15 In de voorrede van de Lat. bewerking, die ook in dit opzicht van Cats zijn werk verschilt, worden beide personen aldus gekarakteriseerd: “Loquuntur in Opere Catsii Belgico Sophroniscus et Philogamus, quorum hic discentis, ille docentis partes sustinet, hic amantium officia scire satagit, ille exponit. alter concitatior et ardentior, alter cautior; alter nullum non conjugii modum probat; alter non nisi legibus circumscriptum: hic juvenili ardore et fiducia promit, quiequid dictat amoris affectus, ille senili gravitate regit dictis animos et pectora mulcet, hic, ut vivant, aut ut vivere optent amantes, ille ut vivere oporteat, ostendit.”

16 Ebert, Allgem. Gesch. d. litt. d. MA. II.—Kalff, Nederl. Letterk.
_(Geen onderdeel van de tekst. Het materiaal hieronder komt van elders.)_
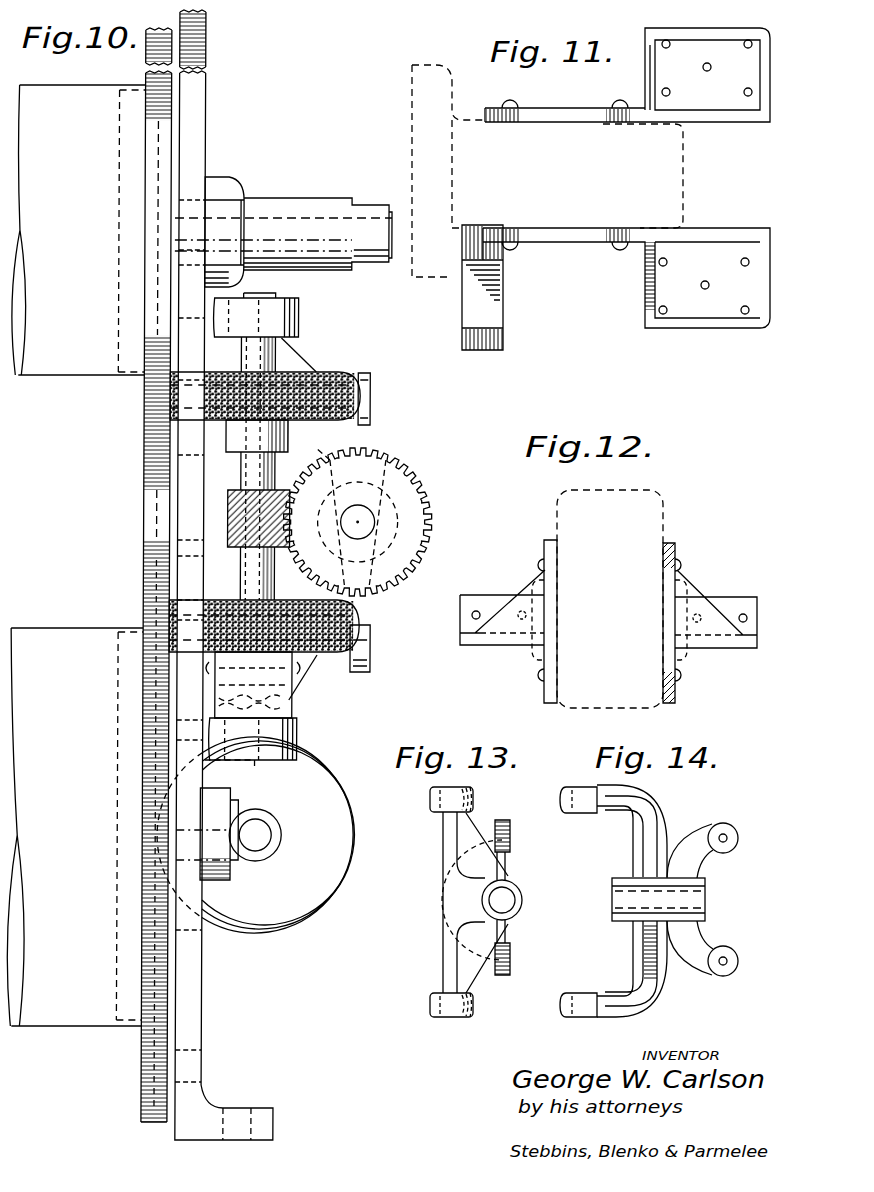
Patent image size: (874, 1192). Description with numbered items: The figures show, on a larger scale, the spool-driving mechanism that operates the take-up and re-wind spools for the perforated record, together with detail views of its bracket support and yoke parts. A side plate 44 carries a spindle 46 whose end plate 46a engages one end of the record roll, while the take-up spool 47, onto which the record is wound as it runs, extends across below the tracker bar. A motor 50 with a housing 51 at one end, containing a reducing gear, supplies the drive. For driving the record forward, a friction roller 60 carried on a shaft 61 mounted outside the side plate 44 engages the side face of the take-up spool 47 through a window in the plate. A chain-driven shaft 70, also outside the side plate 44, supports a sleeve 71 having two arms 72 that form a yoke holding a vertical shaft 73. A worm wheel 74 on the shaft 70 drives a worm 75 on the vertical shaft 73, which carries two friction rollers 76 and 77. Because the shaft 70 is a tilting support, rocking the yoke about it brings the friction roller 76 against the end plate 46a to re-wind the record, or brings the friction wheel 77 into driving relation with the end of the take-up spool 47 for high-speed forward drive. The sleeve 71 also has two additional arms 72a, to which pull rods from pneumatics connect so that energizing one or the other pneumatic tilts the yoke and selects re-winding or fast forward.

In FIG. 10, the side plate 44 is at (201, 118).
In FIG. 10, the spindle 46 is at (296, 214).
In FIG. 10, the end plate 46a is at (146, 436).
In FIG. 10, the take-up spool 47 is at (143, 630).
In FIG. 11, the motor 50 is at (452, 198).
In FIG. 11, the housing 51 is at (688, 168).
In FIG. 12, the housing 51 is at (656, 498).
In FIG. 10, the friction roller 60 is at (267, 932).
In FIG. 10, the shaft 61 is at (286, 836).
In FIG. 10, the shaft 70 is at (358, 538).
In FIG. 13, the sleeve 71 is at (522, 898).
In FIG. 14, the sleeve 71 is at (620, 900).
In FIG. 10, the arms 72 is at (290, 346).
In FIG. 13, the arms 72 is at (452, 820).
In FIG. 14, the arms 72 is at (652, 812).
In FIG. 10, the additional arms 72a is at (372, 381).
In FIG. 13, the additional arms 72a is at (513, 963).
In FIG. 14, the additional arms 72a is at (728, 826).
In FIG. 10, the vertical shaft 73 is at (252, 472).
In FIG. 10, the worm wheel 74 is at (432, 523).
In FIG. 10, the worm 75 is at (230, 516).
In FIG. 10, the friction roller 76 is at (336, 376).
In FIG. 10, the friction wheel 77 is at (330, 654).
I, 419.

17 “Est historia quaedam ex hispanorum monumentis depromta lectu amoena ob varios cuentus: Doctor Potzzo hispanice dicitur eam descripsisse, quem autorem tamen non vidi. habet quaedam similia cum narrationibus Heliodori. argumentum est nobilis quidam hispanus amore ill ctus Aegiptiam puellam (quam nos heijdens vocamus) per longum satis tempus sequitur, vitam illam rudem, mendicam et rusticam tolerat, et mores sorditos istius hominum generis, tandem agnita fuit ista Aegiptia pro virgine nobili et hinc foelix matrimonium.” (Tijdschrift 1.1.)

18 “En igitur tibi historiam quam ex hispanorum monumentis hausi, siue illa vera, vt isti affirmant, siue noua, siue ex antiquitate deprompta, non admodum curo; narratio est rara et amoena, ego rudi Minerea eam tractaui, tu contrahere, omittere, noua inserere, prout videbitar, poteris. locus communis his in Censurâ esse poterit ... narrationes ... rudes sunt, secundas expectant et requirunt curas.

In nominibus si quid mutare tibi visum, non refragabor; teut nica disponam vt potero; minima mutatio etiam optima.” (Tijdschrift 1.1. 27, 28.)

19 Zie J. A. Worp, Noord en Zuid XX, 56.

Of gebruikt Cats Ferdinando om de maat? Wat heeft de franse vertaling? Waarschijnliker toch gebruikte Cats een franse.

20 Worp, a. pl.

21 A. Borgeld, Tijdschr. XXV, 73.

In de Vyf nieuwicheden (1653 door Henryk Takama vertaald) wordt dit Sp. H. vermeld als vroeger al uitgegeven.

22 Alleen de ē (nu en dan) is voluit als en gedrukt; het een enkele maal voorkomende en̄ (naast ende) als ende; de vv als w. Vgl. hiervoor, Cats-z’n tekst op blz. VI.